As do U.S. officials, top Iranian officials often differ in tone and content when discussing foreign and military policy. In contrast to Pezeshkian’s diplomatic remarks, Brig. Gen. Amir Ali Hajizadeh, commander of the Aerospace Division of the Islamic Revolutionary Guard Corps on Monday threatened attacks on U.S. military installations in the region.
“The Americans have 10 bases in the region, particularly around Iran,” he said, referring apparently to air and naval bases on the Arabian Peninsula as well as forces in Iraq, Jordan and Syria. “This means they are sitting in a glass house, and when one sits in a glass house, one does not throw stones at others.”
For his part, Khamenei warned Monday that any move against Iran would bring a “crushing and decisive blow.”
While Trump has offered both the carrot of talks and the stick of U.S. bombing, other members of his national security team have leaned toward one side or the other. Speaking last month to radio host Hugh Hewitt, Secretary of State Marco Rubio said Trump was not only prepared to take military action if Iran does not comply with his demands, but also to “go further, perhaps even threaten the regime.”

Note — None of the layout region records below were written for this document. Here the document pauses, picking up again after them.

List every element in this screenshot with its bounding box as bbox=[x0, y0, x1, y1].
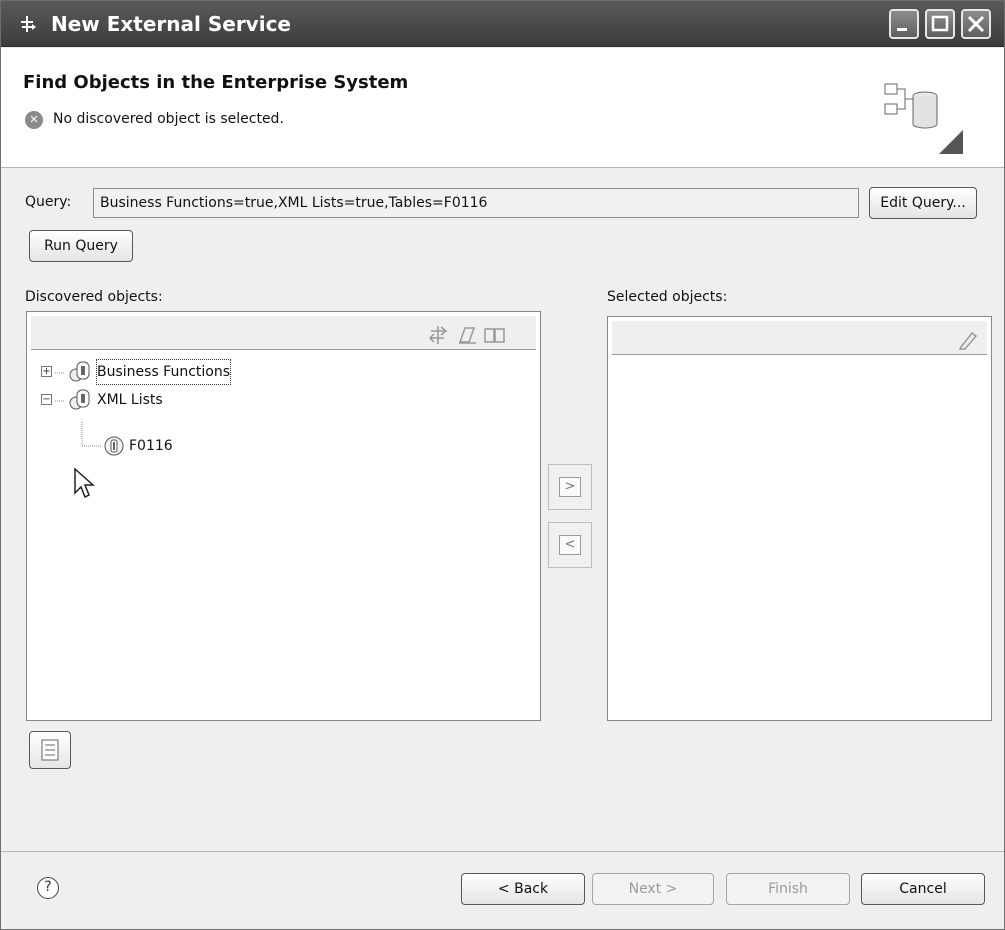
discovered-objects-panel: + Business Functions − XML Lists F0116 bbox=[26, 311, 541, 721]
properties-icon bbox=[41, 739, 59, 761]
run-query-button[interactable]: Run Query bbox=[29, 230, 133, 262]
dialog-window: New External Service Find Objects in the… bbox=[0, 0, 1005, 930]
mouse-pointer-icon bbox=[74, 467, 95, 499]
xml-list-icon bbox=[69, 389, 90, 410]
tree-connector bbox=[81, 422, 101, 447]
query-field[interactable] bbox=[93, 188, 859, 218]
arrow-right-icon: > bbox=[559, 477, 581, 497]
close-icon bbox=[967, 15, 985, 33]
query-label: Query: bbox=[25, 194, 72, 210]
selected-toolbar bbox=[612, 321, 987, 355]
add-selection-button[interactable]: > bbox=[548, 464, 592, 510]
minimize-button[interactable] bbox=[889, 9, 919, 39]
next-button[interactable]: Next > bbox=[592, 873, 714, 905]
filter-icon[interactable] bbox=[428, 324, 450, 346]
footer-separator bbox=[1, 851, 1004, 852]
status-message: No discovered object is selected. bbox=[53, 111, 284, 127]
window-title: New External Service bbox=[51, 12, 291, 36]
enterprise-system-icon bbox=[884, 83, 963, 154]
collapse-icon[interactable]: − bbox=[41, 394, 52, 405]
expand-icon[interactable]: + bbox=[41, 366, 52, 377]
node-label: Business Functions bbox=[95, 359, 232, 385]
tree-connector bbox=[55, 372, 65, 374]
back-button[interactable]: < Back bbox=[461, 873, 585, 905]
maximize-button[interactable] bbox=[925, 9, 955, 39]
business-function-icon bbox=[69, 361, 90, 382]
page-title: Find Objects in the Enterprise System bbox=[23, 72, 409, 93]
tree-item-xml-lists[interactable]: − XML Lists bbox=[41, 388, 301, 412]
tree-item-f0116[interactable]: F0116 bbox=[103, 434, 283, 458]
close-button[interactable] bbox=[961, 9, 991, 39]
finish-button[interactable]: Finish bbox=[726, 873, 850, 905]
edit-icon[interactable] bbox=[957, 329, 979, 351]
edit-query-button[interactable]: Edit Query... bbox=[869, 187, 977, 219]
arrow-left-icon: < bbox=[559, 535, 581, 555]
node-label: F0116 bbox=[129, 438, 173, 454]
error-icon: ✕ bbox=[25, 111, 43, 129]
discovered-objects-label: Discovered objects: bbox=[25, 289, 163, 305]
help-icon[interactable]: ? bbox=[37, 877, 59, 899]
node-label: XML Lists bbox=[97, 392, 163, 408]
properties-button[interactable] bbox=[29, 731, 71, 769]
minimize-icon bbox=[897, 28, 907, 31]
wizard-app-icon bbox=[17, 14, 37, 34]
cancel-button[interactable]: Cancel bbox=[861, 873, 985, 905]
header-banner: Find Objects in the Enterprise System ✕ … bbox=[1, 48, 1004, 168]
table-icon bbox=[104, 436, 124, 456]
book-icon[interactable] bbox=[483, 324, 507, 346]
edit-icon[interactable] bbox=[456, 324, 478, 346]
selected-objects-panel bbox=[607, 316, 992, 721]
discovered-toolbar bbox=[31, 316, 536, 350]
selected-objects-label: Selected objects: bbox=[607, 289, 728, 305]
maximize-icon bbox=[931, 15, 949, 32]
tree-item-business-functions[interactable]: + Business Functions bbox=[41, 359, 301, 385]
title-bar: New External Service bbox=[1, 1, 1004, 47]
tree-connector bbox=[55, 400, 65, 402]
remove-selection-button[interactable]: < bbox=[548, 522, 592, 568]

His fellow Iran hawk Michael Waltz, the president’s national security adviser, told CBS’s “Face the Nation” last month that Iran must agree to “full dismantlement” of its uranium enrichment and other weapons programs.
“This isn’t some kind of, you know, kind of tit-for-tat that we had under the Obama administration or Biden,” Waltz said. “This is the full program. Give it up or there will be consequences.”
But Director of National Intelligence Tulsi Gabbard, while citing Iran’s support for proxies in the region and stockpiling of highly enriched uranium, reconfirmed in Senate testimony last week that the U.S. intelligence community “continues to assess that Iran is not building a nuclear weapon and … Khamenei has not authorized the nuclear weapons program that he suspended in 2003.”
Witkoff, Trump’s point man in difficult negotiations between Israel and Hamas, and Ukraine and Russia, said the president wants to treat Iran with “respect.” Expressing optimism that a peaceful resolution was possible, he told Carlson, “I’m certainly hopeful for it.”
Missy Ryan contributed to this report.